In the case of this US Navy yard tug and its sisters, they have again gone to a near neighbour in Vancouver, Canada. Robert Allan Ltd (RAL) is widely renowned in the world of tugs even though it is based relatively out of the way.
These new yard tugs, of which Rainier is the first, are a development and refinement of the YT 802 class that RAL designed for the navy some years ago.
Interestingly, for a navy, that refinement included input from the tugs’ crews. Designed to efficiently handle a wide variety of shapes, sizes and types of warships and barges, these low emission, 27-metre tugs produce a useful bollard pull ahead of 43 tonnes and 44 tonnes astern. They can transit at 12.5 knots. Arguably, perhaps, these comfortable, safe and efficient tugs would be the best naval tugs in the world.
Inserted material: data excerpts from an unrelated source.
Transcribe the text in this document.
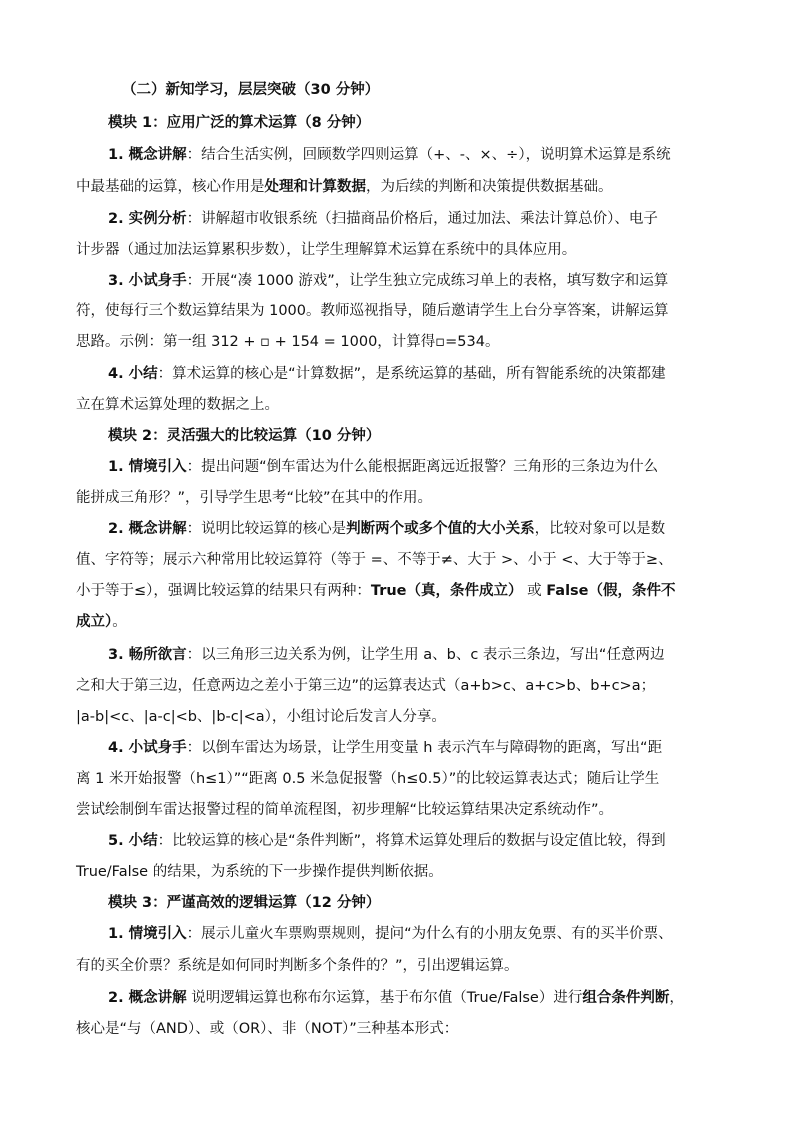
（二）新知学习，层层突破（30 分钟）
模块 1：应用广泛的算术运算（8 分钟）
1. 概念讲解：结合生活实例，回顾数学四则运算（+、-、×、÷），说明算术运算是系统
中最基础的运算，核心作用是处理和计算数据，为后续的判断和决策提供数据基础。
2. 实例分析：讲解超市收银系统（扫描商品价格后，通过加法、乘法计算总价）、电子
计步器（通过加法运算累积步数），让学生理解算术运算在系统中的具体应用。
3. 小试身手：开展“凑 1000 游戏”，让学生独立完成练习单上的表格，填写数字和运算
符，使每行三个数运算结果为 1000。教师巡视指导，随后邀请学生上台分享答案，讲解运算
思路。示例：第一组 312 + ▫ + 154 = 1000，计算得▫=534。
4. 小结：算术运算的核心是“计算数据”，是系统运算的基础，所有智能系统的决策都建
立在算术运算处理的数据之上。
模块 2：灵活强大的比较运算（10 分钟）
1. 情境引入：提出问题“倒车雷达为什么能根据距离远近报警？三角形的三条边为什么
能拼成三角形？”，引导学生思考“比较”在其中的作用。
2. 概念讲解：说明比较运算的核心是判断两个或多个值的大小关系，比较对象可以是数
值、字符等；展示六种常用比较运算符（等于 =、不等于≠、大于 >、小于 <、大于等于≥、
小于等于≤），强调比较运算的结果只有两种：True（真，条件成立） 或 False（假，条件不
成立）。
3. 畅所欲言：以三角形三边关系为例，让学生用 a、b、c 表示三条边，写出“任意两边
之和大于第三边，任意两边之差小于第三边”的运算表达式（a+b>c、a+c>b、b+c>a；
|a-b|<c、|a-c|<b、|b-c|<a），小组讨论后发言人分享。
4. 小试身手：以倒车雷达为场景，让学生用变量 h 表示汽车与障碍物的距离，写出“距
离 1 米开始报警（h≤1）”“距离 0.5 米急促报警（h≤0.5）”的比较运算表达式；随后让学生
尝试绘制倒车雷达报警过程的简单流程图，初步理解“比较运算结果决定系统动作”。
5. 小结：比较运算的核心是“条件判断”，将算术运算处理后的数据与设定值比较，得到
True/False 的结果，为系统的下一步操作提供判断依据。
模块 3：严谨高效的逻辑运算（12 分钟）
1. 情境引入：展示儿童火车票购票规则，提问“为什么有的小朋友免票、有的买半价票、
有的买全价票？系统是如何同时判断多个条件的？”，引出逻辑运算。
2. 概念讲解 说明逻辑运算也称布尔运算，基于布尔值（True/False）进行组合条件判断，
核心是“与（AND）、或（OR）、非（NOT）”三种基本形式：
“The aft wheelhouse and flat foredeck,” RAL told Baird Maritime, “are optimised for working under vessels with large bow flare, such as aircraft carriers.”
Incorporating this feature was deemed necessary during increased collaborations wit the customer, a practice that RAL has also adopted in its other tug newbuilding projects with the aim of optimising designs to increase functionality and performance and reduce construction costs. In fact, as stated by RAL shortly after the vessel was delivered in 2020, many of the modifications incorporated on Rainier were influenced by feedback from crews in addition to the navy’s own requirements.
“The US Navy ordering more of this series of tugs is a strong vote of confidence that they like these vessels’ performance,” commented RAL.
Further, the fact that the vessel is an improved variant of an earlier tug series ordered by the navy means there will be less time and resources to be devoted to crew transition training, particularly in the case of crews who already have considerable experience in operating the older RAL tugs in the navy’s inventory.